Pena que Easton Ellis não seja um grande escritor (embora tenha um inegável e peculiar talento). Seu romance ganharia se tivesse umas cento e cinqüenta páginas a menos. Vai perdendo o fôlego, ficando repetitivo e há uma certa inverossimilhança incômoda quando Bateman passa a atacar gente do seu meio. Mesmo assim, ele realiza uma façanha: criar uma imagem crua, sem glamour, de um serial killer, longe dos psicopatas de mentirinha, ora risíveis ora charmosos demais, do cinema hollywoodiano. O psicopata de Ellis é fictício, mas inquietante.

Pena também que colocaram uma capa tão ordinária e que a tradução apresente flagrantes desleixos. Motivos que seriam mais-que-suficientes para que Bateman, tão meticuloso e chique, eliminasse metade da folha de pagamento da editora Rocco. Embora, wasp como é, achasse algo típico do terceiro mundo.
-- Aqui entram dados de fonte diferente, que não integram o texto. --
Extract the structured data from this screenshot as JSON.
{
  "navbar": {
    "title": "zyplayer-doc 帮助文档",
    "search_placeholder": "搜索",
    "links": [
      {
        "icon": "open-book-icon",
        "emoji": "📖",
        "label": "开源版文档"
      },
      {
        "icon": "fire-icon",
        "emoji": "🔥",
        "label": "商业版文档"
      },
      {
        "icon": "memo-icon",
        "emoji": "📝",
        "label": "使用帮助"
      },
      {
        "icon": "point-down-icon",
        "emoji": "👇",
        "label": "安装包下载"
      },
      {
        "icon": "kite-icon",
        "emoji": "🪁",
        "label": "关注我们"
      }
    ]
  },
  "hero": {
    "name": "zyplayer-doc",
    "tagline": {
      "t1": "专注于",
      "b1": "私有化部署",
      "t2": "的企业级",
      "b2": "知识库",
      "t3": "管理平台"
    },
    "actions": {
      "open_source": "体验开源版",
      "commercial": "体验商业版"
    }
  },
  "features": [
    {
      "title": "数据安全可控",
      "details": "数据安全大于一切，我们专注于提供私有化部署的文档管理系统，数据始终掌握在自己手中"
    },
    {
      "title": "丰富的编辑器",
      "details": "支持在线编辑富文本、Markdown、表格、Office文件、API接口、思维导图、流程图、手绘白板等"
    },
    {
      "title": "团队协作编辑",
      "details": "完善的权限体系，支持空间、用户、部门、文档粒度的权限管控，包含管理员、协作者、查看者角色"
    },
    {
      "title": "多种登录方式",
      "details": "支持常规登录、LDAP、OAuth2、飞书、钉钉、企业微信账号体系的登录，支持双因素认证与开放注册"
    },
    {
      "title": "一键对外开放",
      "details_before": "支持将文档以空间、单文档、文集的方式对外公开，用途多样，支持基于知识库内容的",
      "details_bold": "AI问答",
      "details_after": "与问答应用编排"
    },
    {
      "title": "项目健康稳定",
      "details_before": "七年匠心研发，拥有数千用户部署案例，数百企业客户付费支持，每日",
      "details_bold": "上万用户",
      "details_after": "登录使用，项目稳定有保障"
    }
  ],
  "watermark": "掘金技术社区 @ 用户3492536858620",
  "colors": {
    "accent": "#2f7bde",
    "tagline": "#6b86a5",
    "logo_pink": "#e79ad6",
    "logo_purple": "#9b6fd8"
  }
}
Nota de 2011– Gostei bastante da versão cinematográfica do livro (lançada em 2000), dirigida por Mary Harron,  particularmente pelo seu ritmo enxuto e sintético, mais eficiente até que o do original (sem contar o senso de humor), e pela interpretação simplesmente genial de Christian Bale, a quem admiro desde os tempos de Império do Sol, e para mim um dos maiores atores do mundo.